Triumphant's point is that "neocortex" is the designator for that part of the brain, the label that specifies its function within the whole.

Let me put it this way:

You knew, from a very young age, that you had a hand. You knew what your hand was; you had a sense of your hand as being a part of you, but also as being a distinct part of you. Or a foot. Or a nose. These things were things you could clearly sense and distinguish within yourself. Some of the first words you ever learned were names for those parts of your body.

But you did not know you had a neocortex until you were told that it existed by someone else, likely years after you learned of your hand and your nose and your foot. Until someone told you about your neocortex, you had no idea it existed, no name for it. You had no sense of your neocortex as a distinct part of your body; your neocortex was seamlessly integrated into your self-identity, because it was invisible to you.

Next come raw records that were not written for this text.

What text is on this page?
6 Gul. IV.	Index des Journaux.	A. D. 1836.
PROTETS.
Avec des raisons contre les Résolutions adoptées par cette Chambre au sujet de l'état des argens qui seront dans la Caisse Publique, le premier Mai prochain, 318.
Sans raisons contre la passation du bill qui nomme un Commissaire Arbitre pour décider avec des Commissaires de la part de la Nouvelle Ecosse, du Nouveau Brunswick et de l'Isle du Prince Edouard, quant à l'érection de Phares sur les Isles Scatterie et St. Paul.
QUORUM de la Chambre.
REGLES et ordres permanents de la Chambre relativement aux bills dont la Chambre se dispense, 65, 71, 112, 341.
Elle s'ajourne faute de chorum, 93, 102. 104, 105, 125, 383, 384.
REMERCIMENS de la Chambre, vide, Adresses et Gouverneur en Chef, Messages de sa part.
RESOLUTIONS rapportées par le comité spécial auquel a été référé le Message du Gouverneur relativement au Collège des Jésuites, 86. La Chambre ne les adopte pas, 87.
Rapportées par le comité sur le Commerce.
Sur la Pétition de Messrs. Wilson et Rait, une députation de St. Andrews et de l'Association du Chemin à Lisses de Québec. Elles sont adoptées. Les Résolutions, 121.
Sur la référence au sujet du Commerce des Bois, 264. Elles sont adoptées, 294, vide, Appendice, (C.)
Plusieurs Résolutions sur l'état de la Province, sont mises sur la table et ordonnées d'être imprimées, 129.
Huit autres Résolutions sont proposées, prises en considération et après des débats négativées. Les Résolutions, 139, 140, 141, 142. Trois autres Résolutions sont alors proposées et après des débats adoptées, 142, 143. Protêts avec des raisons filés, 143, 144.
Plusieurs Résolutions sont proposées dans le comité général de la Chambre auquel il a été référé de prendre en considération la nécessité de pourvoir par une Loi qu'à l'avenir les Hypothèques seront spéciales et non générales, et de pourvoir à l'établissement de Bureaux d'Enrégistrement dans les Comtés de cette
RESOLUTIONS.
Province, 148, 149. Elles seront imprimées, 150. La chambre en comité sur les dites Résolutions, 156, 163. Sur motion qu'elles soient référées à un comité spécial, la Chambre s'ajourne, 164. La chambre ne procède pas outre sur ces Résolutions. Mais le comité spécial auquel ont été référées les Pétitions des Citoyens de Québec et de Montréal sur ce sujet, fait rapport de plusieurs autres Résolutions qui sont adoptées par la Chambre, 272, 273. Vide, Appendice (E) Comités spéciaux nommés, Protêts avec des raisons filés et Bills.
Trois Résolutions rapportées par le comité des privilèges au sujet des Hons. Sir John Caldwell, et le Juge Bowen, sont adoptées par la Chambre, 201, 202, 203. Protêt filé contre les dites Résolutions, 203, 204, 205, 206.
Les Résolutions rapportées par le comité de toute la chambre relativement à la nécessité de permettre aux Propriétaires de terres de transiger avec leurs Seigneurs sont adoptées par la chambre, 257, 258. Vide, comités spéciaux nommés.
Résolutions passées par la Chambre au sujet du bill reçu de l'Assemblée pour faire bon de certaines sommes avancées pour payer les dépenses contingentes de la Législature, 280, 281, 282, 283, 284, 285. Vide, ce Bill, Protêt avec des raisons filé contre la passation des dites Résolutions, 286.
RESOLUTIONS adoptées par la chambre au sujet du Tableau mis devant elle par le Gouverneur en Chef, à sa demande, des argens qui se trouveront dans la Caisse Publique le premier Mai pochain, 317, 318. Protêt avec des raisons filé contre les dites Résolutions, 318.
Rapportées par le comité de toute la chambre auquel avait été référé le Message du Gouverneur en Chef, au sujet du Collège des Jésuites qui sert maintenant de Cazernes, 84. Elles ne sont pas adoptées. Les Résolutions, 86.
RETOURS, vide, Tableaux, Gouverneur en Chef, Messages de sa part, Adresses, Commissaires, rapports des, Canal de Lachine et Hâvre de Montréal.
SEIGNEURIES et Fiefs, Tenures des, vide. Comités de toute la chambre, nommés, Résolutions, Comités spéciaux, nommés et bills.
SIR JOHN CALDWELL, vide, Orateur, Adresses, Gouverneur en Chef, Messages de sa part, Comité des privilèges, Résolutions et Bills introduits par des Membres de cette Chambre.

I am suggesting that the Queen may be the same way. That she, in other words, is as seamlessly integrated into the Borg Collective's consciousness as a neocortex is into a Human's -- to the point where they literally may not have a separate term for the Queen within their collective mind.
 
Until someone told you about your neocortex, you had no idea it existed, no name for it. You had no sense of your neocortex as a distinct part of your body

Except for that unfortunate incident with a massive overdose of cough medicine. :shifty:
 
Again, Sci, your analogy isn't particularly applicable here, because we already know for a fact that the Borg Collective does give numerical and verbal designators to its component drones -- Third of Five, Seven of Nine, and so forth. That might be implausible for the reason you cite, but it's an established fact of the universe. So it makes perfect sense in context to assume that the Queen also has a similar designation.
 
A related question: Did Locutus have a separate designation in the Collective, or was "Locutus" sufficient for their internal matters, too? I'm thinking it was, because in Descent, one of the Borg referred to him that way. In which case, maybe "Queen" is all the designation she needs for their purposes, too.